Because I can, I will share here some weirder choices from my personal bookshelf. You may not agree with ‘weird’, indeed weird is the wrong word. Nevertheless I use it advisedly in the sense that I will cover subjects beyond literal truth. And I use truth advisedly as mathematics is the only provable truth. Everything else is either awaiting a mathematical proof or is a belief, a theory or an assumption.
Just to explain my thinking: you may believe in what you can see, hear and/or touch, and that’s cool; but it’s not necessarily a literal truth. Even if a thousand people see, hear and/or touch that “thing” it doesn’t make it true. It may be real enough to the people concerned but it’s not an incontrovertible truth. It may be an illusion. It may be a shared thought. It may be a shared assumption. It’s something, but it’s not a literal truth. To be a literal truth requires proof. To my mind we can only be certain of mathematical proofs, as I haven’t seen any other proof that convincingly lives outside the mind or perception of man.
And I could be wrong about maths. Perhaps there is no independent proof? Ahhh, but that’s an undiscovered country from whose bourne no traveller returns….
So to the first installment of my ‘way out but worth it’ booklist, in no particular order:
- Bill Shakespeare’s works in full. An essential lesson in the use of the English language, up there with Fowler’s.
- The Elegant Universe (by Brian Greene. Post-Einstein string theory to get you thinking.)

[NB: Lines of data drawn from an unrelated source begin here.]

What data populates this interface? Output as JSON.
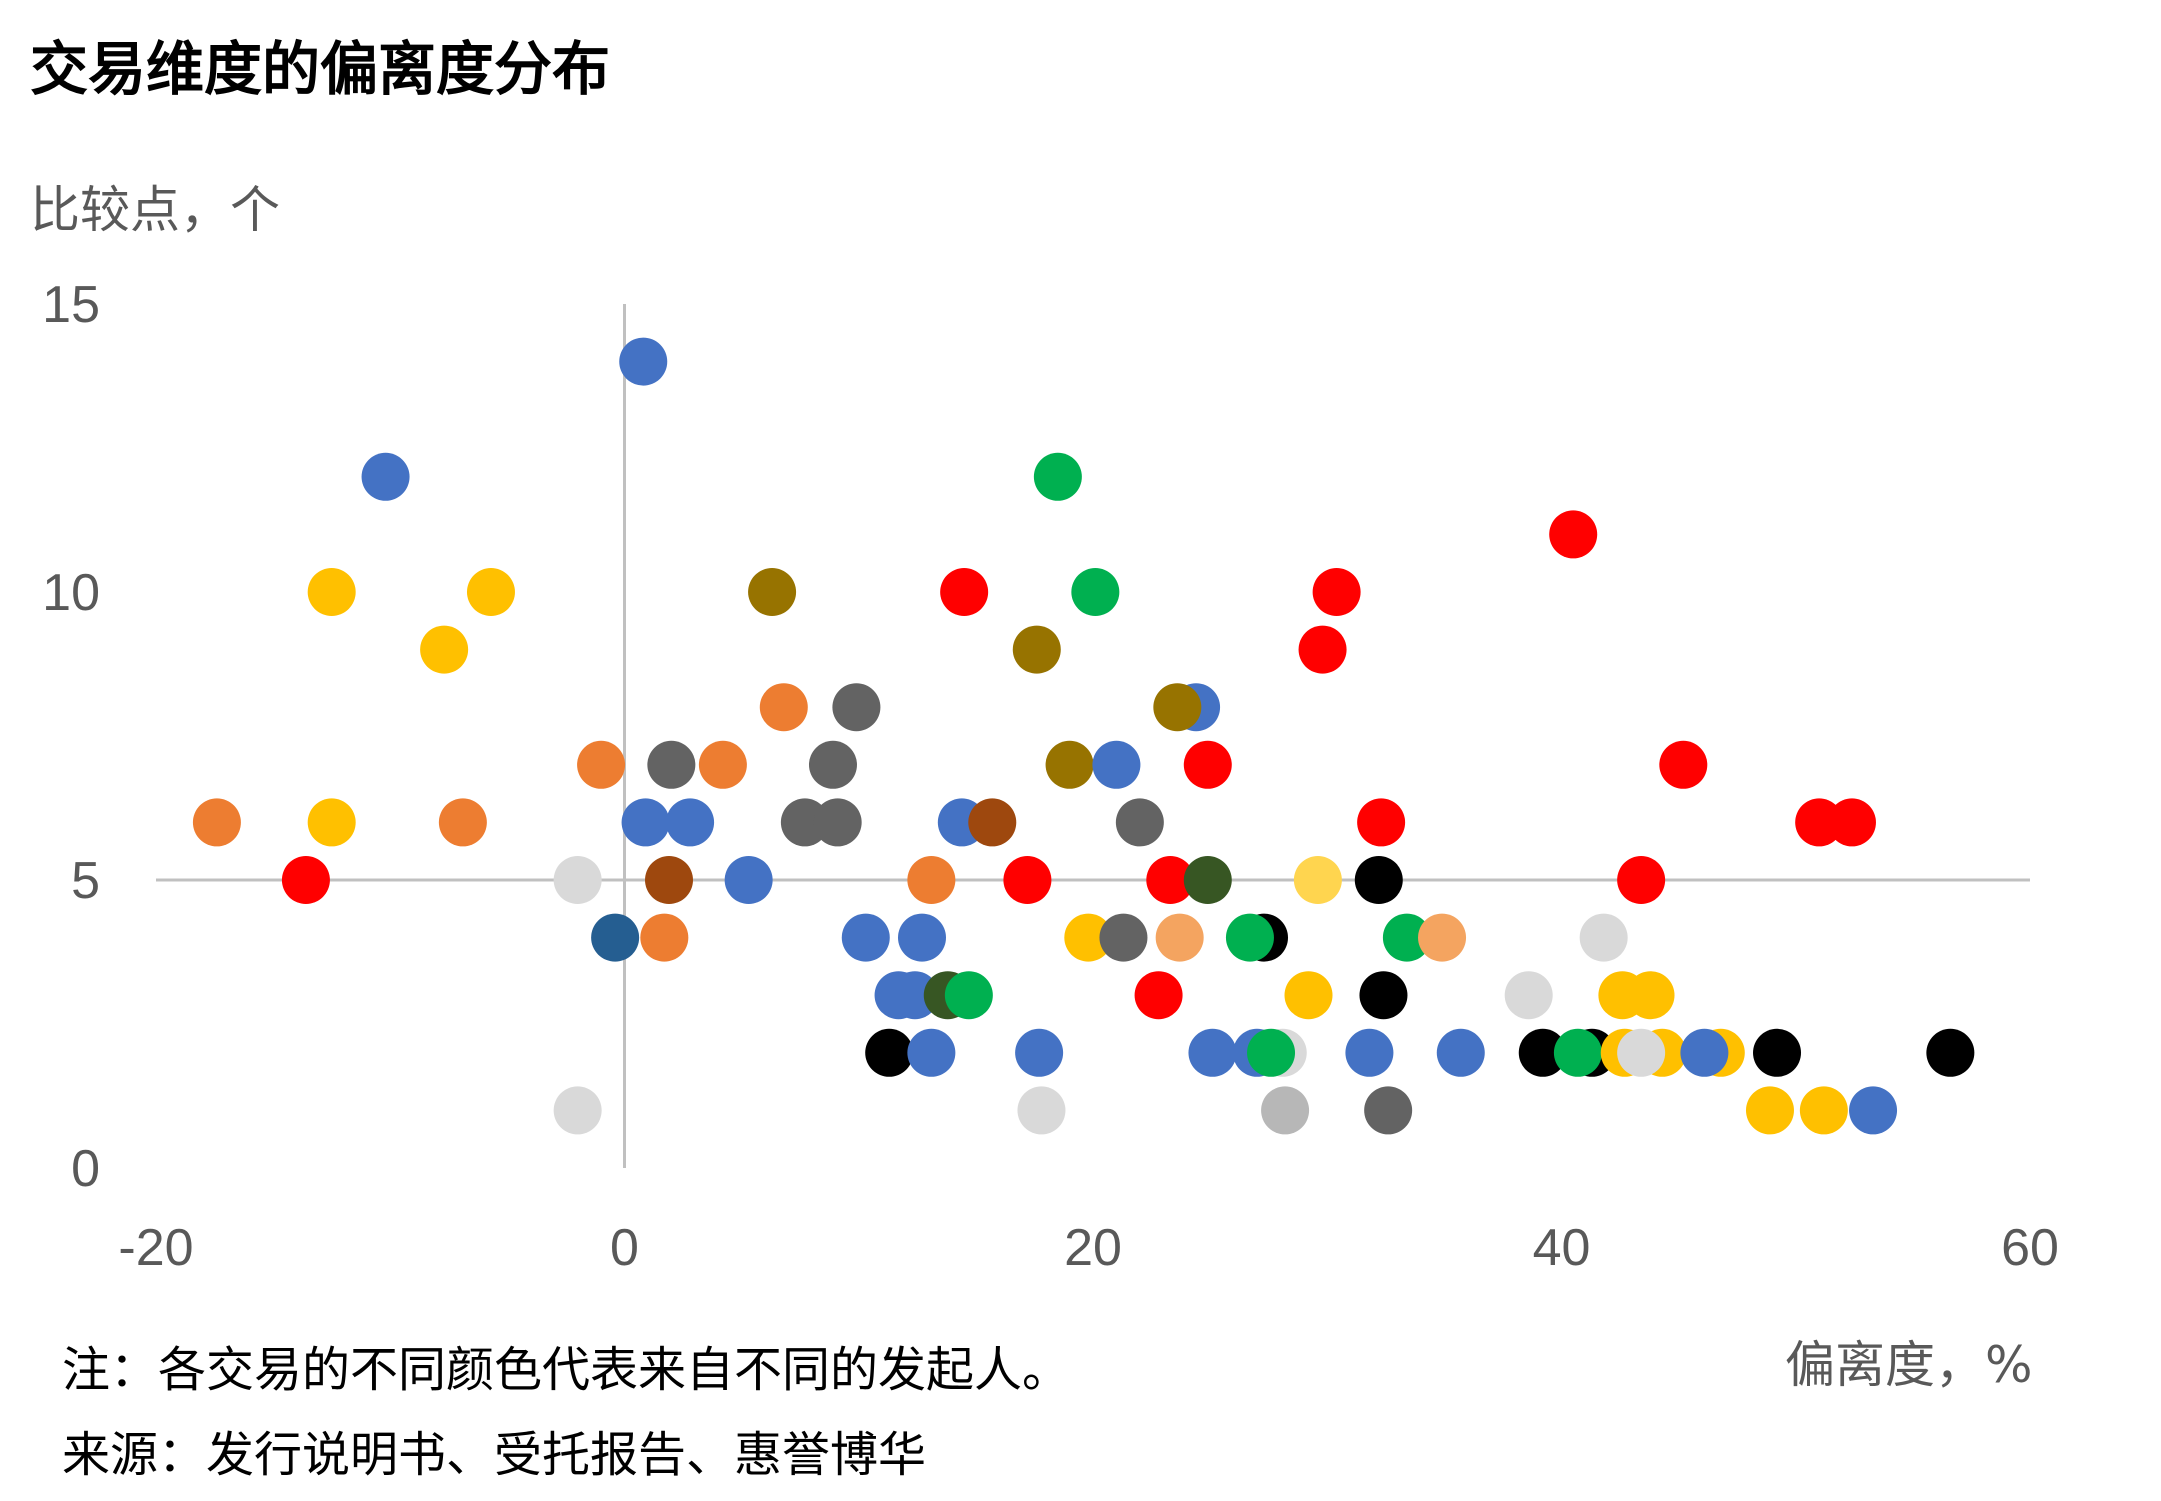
{
  "chart_data": {
    "type": "scatter",
    "title": "交易维度的偏离度分布",
    "ylabel": "比较点，个",
    "xlabel": "偏离度，%",
    "xlim": [
      -20,
      60
    ],
    "ylim": [
      0,
      15
    ],
    "xticks": [
      "-20",
      "0",
      "20",
      "40",
      "60"
    ],
    "yticks": [
      "0",
      "5",
      "10",
      "15"
    ],
    "grid": false,
    "legend": "none",
    "note": "注：各交易的不同颜色代表来自不同的发起人。",
    "source": "来源：发行说明书、受托报告、惠誉博华",
    "colors": {
      "blue": "#4472C4",
      "yellow": "#FFC000",
      "red": "#FF0000",
      "orange": "#ED7D31",
      "green": "#00B050",
      "gray": "#636363",
      "lightgray": "#D9D9D9",
      "olive": "#977300",
      "black": "#000000",
      "brown": "#9E480E",
      "darkgreen": "#375623",
      "navy": "#255E91",
      "lightorange": "#F4A460",
      "silver": "#B7B7B7",
      "paleyellow": "#FFD54F"
    },
    "points": [
      {
        "x": 0.8,
        "y": 14,
        "c": "blue"
      },
      {
        "x": -10.2,
        "y": 12,
        "c": "blue"
      },
      {
        "x": 18.5,
        "y": 12,
        "c": "green"
      },
      {
        "x": 40.5,
        "y": 11,
        "c": "red"
      },
      {
        "x": -12.5,
        "y": 10,
        "c": "yellow"
      },
      {
        "x": -5.7,
        "y": 10,
        "c": "yellow"
      },
      {
        "x": 6.3,
        "y": 10,
        "c": "olive"
      },
      {
        "x": 14.5,
        "y": 10,
        "c": "red"
      },
      {
        "x": 20.1,
        "y": 10,
        "c": "green"
      },
      {
        "x": 30.4,
        "y": 10,
        "c": "red"
      },
      {
        "x": -7.7,
        "y": 9,
        "c": "yellow"
      },
      {
        "x": 17.6,
        "y": 9,
        "c": "olive"
      },
      {
        "x": 29.8,
        "y": 9,
        "c": "red"
      },
      {
        "x": 6.8,
        "y": 8,
        "c": "orange"
      },
      {
        "x": 9.9,
        "y": 8,
        "c": "gray"
      },
      {
        "x": 24.4,
        "y": 8,
        "c": "blue"
      },
      {
        "x": 23.6,
        "y": 8,
        "c": "olive"
      },
      {
        "x": -1.0,
        "y": 7,
        "c": "orange"
      },
      {
        "x": 2.0,
        "y": 7,
        "c": "gray"
      },
      {
        "x": 4.2,
        "y": 7,
        "c": "orange"
      },
      {
        "x": 8.9,
        "y": 7,
        "c": "gray"
      },
      {
        "x": 19.0,
        "y": 7,
        "c": "olive"
      },
      {
        "x": 21.0,
        "y": 7,
        "c": "blue"
      },
      {
        "x": 24.9,
        "y": 7,
        "c": "red"
      },
      {
        "x": 45.2,
        "y": 7,
        "c": "red"
      },
      {
        "x": -17.4,
        "y": 6,
        "c": "orange"
      },
      {
        "x": -12.5,
        "y": 6,
        "c": "yellow"
      },
      {
        "x": -6.9,
        "y": 6,
        "c": "orange"
      },
      {
        "x": 0.9,
        "y": 6,
        "c": "blue"
      },
      {
        "x": 2.8,
        "y": 6,
        "c": "blue"
      },
      {
        "x": 7.7,
        "y": 6,
        "c": "gray"
      },
      {
        "x": 9.1,
        "y": 6,
        "c": "gray"
      },
      {
        "x": 14.4,
        "y": 6,
        "c": "blue"
      },
      {
        "x": 15.7,
        "y": 6,
        "c": "brown"
      },
      {
        "x": 22.0,
        "y": 6,
        "c": "gray"
      },
      {
        "x": 32.3,
        "y": 6,
        "c": "red"
      },
      {
        "x": 51.0,
        "y": 6,
        "c": "red"
      },
      {
        "x": 52.4,
        "y": 6,
        "c": "red"
      },
      {
        "x": -13.6,
        "y": 5,
        "c": "red"
      },
      {
        "x": -2.0,
        "y": 5,
        "c": "lightgray"
      },
      {
        "x": 1.9,
        "y": 5,
        "c": "brown"
      },
      {
        "x": 5.3,
        "y": 5,
        "c": "blue"
      },
      {
        "x": 13.1,
        "y": 5,
        "c": "orange"
      },
      {
        "x": 17.2,
        "y": 5,
        "c": "red"
      },
      {
        "x": 23.3,
        "y": 5,
        "c": "red"
      },
      {
        "x": 24.9,
        "y": 5,
        "c": "darkgreen"
      },
      {
        "x": 29.6,
        "y": 5,
        "c": "paleyellow"
      },
      {
        "x": 32.2,
        "y": 5,
        "c": "black"
      },
      {
        "x": 43.4,
        "y": 5,
        "c": "red"
      },
      {
        "x": -0.4,
        "y": 4,
        "c": "navy"
      },
      {
        "x": 1.7,
        "y": 4,
        "c": "orange"
      },
      {
        "x": 10.3,
        "y": 4,
        "c": "blue"
      },
      {
        "x": 12.7,
        "y": 4,
        "c": "blue"
      },
      {
        "x": 19.8,
        "y": 4,
        "c": "yellow"
      },
      {
        "x": 21.3,
        "y": 4,
        "c": "gray"
      },
      {
        "x": 23.7,
        "y": 4,
        "c": "lightorange"
      },
      {
        "x": 27.3,
        "y": 4,
        "c": "black"
      },
      {
        "x": 26.7,
        "y": 4,
        "c": "green"
      },
      {
        "x": 33.4,
        "y": 4,
        "c": "green"
      },
      {
        "x": 34.9,
        "y": 4,
        "c": "lightorange"
      },
      {
        "x": 41.8,
        "y": 4,
        "c": "lightgray"
      },
      {
        "x": 11.7,
        "y": 3,
        "c": "blue"
      },
      {
        "x": 12.4,
        "y": 3,
        "c": "blue"
      },
      {
        "x": 13.8,
        "y": 3,
        "c": "darkgreen"
      },
      {
        "x": 14.7,
        "y": 3,
        "c": "green"
      },
      {
        "x": 22.8,
        "y": 3,
        "c": "red"
      },
      {
        "x": 29.2,
        "y": 3,
        "c": "yellow"
      },
      {
        "x": 32.4,
        "y": 3,
        "c": "black"
      },
      {
        "x": 38.6,
        "y": 3,
        "c": "lightgray"
      },
      {
        "x": 42.6,
        "y": 3,
        "c": "yellow"
      },
      {
        "x": 43.8,
        "y": 3,
        "c": "yellow"
      },
      {
        "x": 11.3,
        "y": 2,
        "c": "black"
      },
      {
        "x": 13.1,
        "y": 2,
        "c": "blue"
      },
      {
        "x": 17.7,
        "y": 2,
        "c": "blue"
      },
      {
        "x": 25.1,
        "y": 2,
        "c": "blue"
      },
      {
        "x": 27.0,
        "y": 2,
        "c": "blue"
      },
      {
        "x": 28.1,
        "y": 2,
        "c": "lightgray"
      },
      {
        "x": 27.6,
        "y": 2,
        "c": "green"
      },
      {
        "x": 31.8,
        "y": 2,
        "c": "blue"
      },
      {
        "x": 35.7,
        "y": 2,
        "c": "blue"
      },
      {
        "x": 39.2,
        "y": 2,
        "c": "black"
      },
      {
        "x": 41.3,
        "y": 2,
        "c": "black"
      },
      {
        "x": 40.7,
        "y": 2,
        "c": "green"
      },
      {
        "x": 42.7,
        "y": 2,
        "c": "yellow"
      },
      {
        "x": 44.3,
        "y": 2,
        "c": "yellow"
      },
      {
        "x": 43.4,
        "y": 2,
        "c": "lightgray"
      },
      {
        "x": 46.8,
        "y": 2,
        "c": "yellow"
      },
      {
        "x": 46.1,
        "y": 2,
        "c": "blue"
      },
      {
        "x": 49.2,
        "y": 2,
        "c": "black"
      },
      {
        "x": 56.6,
        "y": 2,
        "c": "black"
      },
      {
        "x": -2.0,
        "y": 1,
        "c": "lightgray"
      },
      {
        "x": 17.8,
        "y": 1,
        "c": "lightgray"
      },
      {
        "x": 28.2,
        "y": 1,
        "c": "silver"
      },
      {
        "x": 32.6,
        "y": 1,
        "c": "gray"
      },
      {
        "x": 48.9,
        "y": 1,
        "c": "yellow"
      },
      {
        "x": 51.2,
        "y": 1,
        "c": "yellow"
      },
      {
        "x": 53.3,
        "y": 1,
        "c": "blue"
      }
    ]
  }
}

- Anything by Richard Dawkins or Stephen Jay Gould. As I said, there are mathematical proofs and there are theories. Some theories are more compelling than others.
- The Torah (the Pentateuch, the Book of Moses: a lively read, basis for Judaism and the Old Testment and a fascinating read on any level)
- The Bible (Greek for ‘Books’; The Old and New Testaments: basis for the Christian cults and a brilliant read)
- The Koran (Arabic for ‘Recital’: another excellent piece of writing and the basis for Islam. I have the Dawood translation)
- The History of Magic (by Eliphas Levi: a great, compelling read. Spot the a ha! ‘Harry Potter’ moments and see the footprints of Rowling’s research)
- The Theory of Celestial influence (by Rodney Collin: immensely detailed, it wallows around trying to ‘prove’ a case scientifically but falls magnificently short. Can be heavy, clumsy and painful to read…but still worth it for the determined!).
That’s just for starters. Let me know what you think.